As a puppy, I got her this cat toy game from walmart and removed the bells (would be eaten in a second flat) and the catnip from the hidden velcro pouch (sometimes a treat goes there for tracking) and stuck the plastic attaching "pin" through the skin of the bird and she will play this game forEVER:
http://www.walmart.com/ip/Hartz-Angry-Birds-Wand-Cat-Toy-1ct-Cats/17246749#rr

So for Christmas she's getting this! because she's really outgrown the cat toy. Big girl version!
http://www.bestdogkennel.com/animal_lure_flirt_pole

There's instructions how to build your own here:
http://www.ehow.com/how_4895957_build-flirt-pole.html


----------



## finch

We have 3 tough chewers in this house (2 labs and a Vizsla mix), so West Paw Design toys are the only ones we resort to now (and a couple black kongs). We have all their indestructible Zogoflex toys but the Hurley seems to be the favorite for playing together: http://www.westpawdesign.com/catalo...riendly-dog-toys/eco-friendly-products/hurley The V loves the Huck ball (http://www.westpawdesign.com/catalog/dogs/dog-toys/eco-friendly-dog-toys/eco-friendly-products/huck) when we play fetch outside.
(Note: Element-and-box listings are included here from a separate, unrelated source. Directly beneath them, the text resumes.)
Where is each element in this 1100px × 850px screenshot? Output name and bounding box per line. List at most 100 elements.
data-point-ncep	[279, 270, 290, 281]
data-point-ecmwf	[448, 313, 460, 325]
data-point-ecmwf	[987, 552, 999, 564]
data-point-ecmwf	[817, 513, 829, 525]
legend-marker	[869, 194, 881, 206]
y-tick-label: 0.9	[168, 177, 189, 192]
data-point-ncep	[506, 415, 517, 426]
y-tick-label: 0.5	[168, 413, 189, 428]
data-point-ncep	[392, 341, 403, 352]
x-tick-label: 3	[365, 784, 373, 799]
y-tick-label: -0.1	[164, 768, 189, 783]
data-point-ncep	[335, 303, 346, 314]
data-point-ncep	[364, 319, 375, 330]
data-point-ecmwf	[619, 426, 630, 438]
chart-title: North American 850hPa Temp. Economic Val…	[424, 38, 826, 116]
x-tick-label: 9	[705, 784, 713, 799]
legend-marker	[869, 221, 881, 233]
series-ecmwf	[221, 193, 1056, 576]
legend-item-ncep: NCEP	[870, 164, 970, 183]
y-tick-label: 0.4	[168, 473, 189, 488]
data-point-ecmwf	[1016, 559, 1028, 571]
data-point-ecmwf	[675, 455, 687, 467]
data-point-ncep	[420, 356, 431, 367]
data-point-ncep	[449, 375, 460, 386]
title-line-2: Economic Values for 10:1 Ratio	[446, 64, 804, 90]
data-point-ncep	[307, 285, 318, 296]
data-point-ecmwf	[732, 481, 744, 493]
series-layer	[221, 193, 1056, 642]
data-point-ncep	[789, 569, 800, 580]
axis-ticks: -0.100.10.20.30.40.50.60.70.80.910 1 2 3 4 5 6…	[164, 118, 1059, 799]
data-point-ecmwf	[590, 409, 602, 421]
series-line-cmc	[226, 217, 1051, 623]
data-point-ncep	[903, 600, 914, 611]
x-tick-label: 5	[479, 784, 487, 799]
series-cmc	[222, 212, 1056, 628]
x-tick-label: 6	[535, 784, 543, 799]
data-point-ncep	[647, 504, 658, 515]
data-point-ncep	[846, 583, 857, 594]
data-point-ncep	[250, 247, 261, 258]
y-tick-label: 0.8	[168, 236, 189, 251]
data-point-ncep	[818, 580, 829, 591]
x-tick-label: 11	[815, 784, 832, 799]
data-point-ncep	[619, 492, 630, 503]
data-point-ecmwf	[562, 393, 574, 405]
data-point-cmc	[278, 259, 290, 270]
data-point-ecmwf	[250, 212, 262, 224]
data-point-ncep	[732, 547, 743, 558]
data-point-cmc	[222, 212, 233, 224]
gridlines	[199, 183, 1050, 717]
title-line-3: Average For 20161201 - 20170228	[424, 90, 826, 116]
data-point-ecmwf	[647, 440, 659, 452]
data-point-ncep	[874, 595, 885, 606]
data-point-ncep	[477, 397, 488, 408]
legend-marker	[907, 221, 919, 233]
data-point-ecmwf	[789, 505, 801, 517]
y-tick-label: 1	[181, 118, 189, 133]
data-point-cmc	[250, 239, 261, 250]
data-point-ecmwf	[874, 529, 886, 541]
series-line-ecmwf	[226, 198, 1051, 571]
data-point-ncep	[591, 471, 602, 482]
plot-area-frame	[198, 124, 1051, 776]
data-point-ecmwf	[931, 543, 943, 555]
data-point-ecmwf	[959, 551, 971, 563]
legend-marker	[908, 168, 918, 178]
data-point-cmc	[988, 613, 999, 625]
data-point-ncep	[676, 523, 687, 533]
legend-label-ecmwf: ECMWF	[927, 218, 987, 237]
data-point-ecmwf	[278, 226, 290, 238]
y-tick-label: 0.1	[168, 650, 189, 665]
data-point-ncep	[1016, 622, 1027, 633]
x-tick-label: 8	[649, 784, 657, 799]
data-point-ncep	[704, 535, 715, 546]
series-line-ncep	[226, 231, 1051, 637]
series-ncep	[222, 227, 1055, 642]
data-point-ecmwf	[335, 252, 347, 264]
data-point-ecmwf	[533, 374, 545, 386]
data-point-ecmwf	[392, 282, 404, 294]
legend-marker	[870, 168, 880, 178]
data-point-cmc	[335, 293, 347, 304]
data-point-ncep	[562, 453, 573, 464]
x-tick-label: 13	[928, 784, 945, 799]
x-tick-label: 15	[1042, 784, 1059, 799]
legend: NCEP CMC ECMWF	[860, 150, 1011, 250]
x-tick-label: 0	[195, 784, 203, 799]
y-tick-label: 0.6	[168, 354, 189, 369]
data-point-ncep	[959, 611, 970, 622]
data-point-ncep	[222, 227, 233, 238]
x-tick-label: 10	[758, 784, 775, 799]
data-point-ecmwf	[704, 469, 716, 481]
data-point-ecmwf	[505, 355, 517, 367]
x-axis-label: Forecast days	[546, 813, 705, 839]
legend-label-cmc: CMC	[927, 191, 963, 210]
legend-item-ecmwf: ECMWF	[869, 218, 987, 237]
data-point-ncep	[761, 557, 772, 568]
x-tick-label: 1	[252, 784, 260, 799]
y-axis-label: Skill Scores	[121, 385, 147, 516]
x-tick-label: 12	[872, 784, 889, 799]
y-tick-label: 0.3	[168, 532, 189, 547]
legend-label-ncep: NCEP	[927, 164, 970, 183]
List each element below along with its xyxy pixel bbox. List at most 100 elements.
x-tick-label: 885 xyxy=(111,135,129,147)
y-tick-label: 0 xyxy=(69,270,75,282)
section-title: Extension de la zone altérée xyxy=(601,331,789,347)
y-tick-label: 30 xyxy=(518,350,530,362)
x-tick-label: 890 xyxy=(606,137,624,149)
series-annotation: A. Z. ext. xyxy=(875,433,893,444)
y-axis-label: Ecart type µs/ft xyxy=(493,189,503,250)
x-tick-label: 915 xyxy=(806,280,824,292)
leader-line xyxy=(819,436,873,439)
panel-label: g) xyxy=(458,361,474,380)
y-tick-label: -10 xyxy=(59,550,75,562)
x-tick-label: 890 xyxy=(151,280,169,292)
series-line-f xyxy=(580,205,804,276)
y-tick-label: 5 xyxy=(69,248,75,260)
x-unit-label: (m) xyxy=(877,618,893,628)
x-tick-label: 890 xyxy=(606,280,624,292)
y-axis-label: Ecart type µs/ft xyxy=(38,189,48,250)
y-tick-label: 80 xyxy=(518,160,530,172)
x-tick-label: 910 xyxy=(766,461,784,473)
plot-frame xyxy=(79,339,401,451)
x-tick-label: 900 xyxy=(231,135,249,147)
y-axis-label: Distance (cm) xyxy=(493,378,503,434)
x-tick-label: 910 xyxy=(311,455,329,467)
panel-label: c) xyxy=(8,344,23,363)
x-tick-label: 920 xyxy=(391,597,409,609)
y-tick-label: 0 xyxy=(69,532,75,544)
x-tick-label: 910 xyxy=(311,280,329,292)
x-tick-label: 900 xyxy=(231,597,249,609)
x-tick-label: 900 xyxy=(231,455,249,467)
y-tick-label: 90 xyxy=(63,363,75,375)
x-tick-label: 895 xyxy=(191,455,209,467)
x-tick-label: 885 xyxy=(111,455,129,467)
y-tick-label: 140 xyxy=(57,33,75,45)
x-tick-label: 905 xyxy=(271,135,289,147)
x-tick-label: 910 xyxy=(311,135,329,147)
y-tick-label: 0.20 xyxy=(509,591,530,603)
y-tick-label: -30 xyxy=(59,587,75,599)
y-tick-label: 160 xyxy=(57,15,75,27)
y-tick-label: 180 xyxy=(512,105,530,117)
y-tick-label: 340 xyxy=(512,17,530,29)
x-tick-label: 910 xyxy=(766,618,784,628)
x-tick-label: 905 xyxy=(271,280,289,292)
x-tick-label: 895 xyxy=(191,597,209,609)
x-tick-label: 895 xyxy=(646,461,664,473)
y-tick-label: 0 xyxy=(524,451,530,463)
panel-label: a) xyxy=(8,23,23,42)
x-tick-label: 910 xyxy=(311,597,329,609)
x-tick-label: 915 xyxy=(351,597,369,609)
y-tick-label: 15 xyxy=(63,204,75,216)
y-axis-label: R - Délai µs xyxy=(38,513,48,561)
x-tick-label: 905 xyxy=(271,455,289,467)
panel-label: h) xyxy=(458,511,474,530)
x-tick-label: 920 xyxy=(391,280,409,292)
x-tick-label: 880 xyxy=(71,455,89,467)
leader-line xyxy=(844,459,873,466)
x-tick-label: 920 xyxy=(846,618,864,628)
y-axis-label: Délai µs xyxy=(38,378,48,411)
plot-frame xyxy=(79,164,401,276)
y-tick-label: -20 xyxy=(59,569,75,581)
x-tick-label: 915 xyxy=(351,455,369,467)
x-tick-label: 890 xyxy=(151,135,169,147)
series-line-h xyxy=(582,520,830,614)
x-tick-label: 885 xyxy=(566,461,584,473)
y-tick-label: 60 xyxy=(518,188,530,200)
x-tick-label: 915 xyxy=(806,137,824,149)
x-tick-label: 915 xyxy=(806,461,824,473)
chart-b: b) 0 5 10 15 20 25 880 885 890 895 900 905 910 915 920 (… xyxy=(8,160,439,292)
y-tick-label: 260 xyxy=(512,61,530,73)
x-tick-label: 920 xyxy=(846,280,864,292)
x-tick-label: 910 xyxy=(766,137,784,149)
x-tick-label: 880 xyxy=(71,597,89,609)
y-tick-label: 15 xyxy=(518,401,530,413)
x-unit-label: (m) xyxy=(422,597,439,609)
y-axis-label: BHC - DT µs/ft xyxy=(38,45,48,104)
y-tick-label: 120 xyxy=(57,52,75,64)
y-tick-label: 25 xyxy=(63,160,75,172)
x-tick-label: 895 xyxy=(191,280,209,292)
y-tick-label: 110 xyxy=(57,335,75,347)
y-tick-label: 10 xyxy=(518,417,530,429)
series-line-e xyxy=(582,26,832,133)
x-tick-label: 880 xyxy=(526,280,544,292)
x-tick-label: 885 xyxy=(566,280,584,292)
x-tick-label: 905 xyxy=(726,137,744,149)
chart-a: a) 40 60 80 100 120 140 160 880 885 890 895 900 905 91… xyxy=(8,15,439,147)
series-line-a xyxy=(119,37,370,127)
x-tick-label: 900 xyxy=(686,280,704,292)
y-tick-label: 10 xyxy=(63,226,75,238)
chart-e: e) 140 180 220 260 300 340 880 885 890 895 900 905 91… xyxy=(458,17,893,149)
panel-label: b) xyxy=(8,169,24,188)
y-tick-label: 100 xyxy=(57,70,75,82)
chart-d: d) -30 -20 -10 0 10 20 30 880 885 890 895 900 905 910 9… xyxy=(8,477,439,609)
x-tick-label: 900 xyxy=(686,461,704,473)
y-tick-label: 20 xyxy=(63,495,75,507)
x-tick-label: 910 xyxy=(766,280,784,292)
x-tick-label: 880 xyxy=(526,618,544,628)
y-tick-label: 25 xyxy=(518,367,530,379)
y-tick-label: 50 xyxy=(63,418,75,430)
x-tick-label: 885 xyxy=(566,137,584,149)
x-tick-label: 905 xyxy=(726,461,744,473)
I do occasionally break down and buy ropes, but only when I find big ones at a discount store... they only last a couple days but they love them


----------



## tracker

Lui loves the chuckit http://www.chuckit.com/#/product/launchers

that along with his kong frisbee, nylabone(my favourite because it lasts forever), and the kong stuffed with peanut butter a dehydrated chicken breast. I usually stuff the kong with the chicken, then put hte peanut butter in after, it takes him way longer to get it all out becaus the peanut butter sticks all the treats to the kong.


----------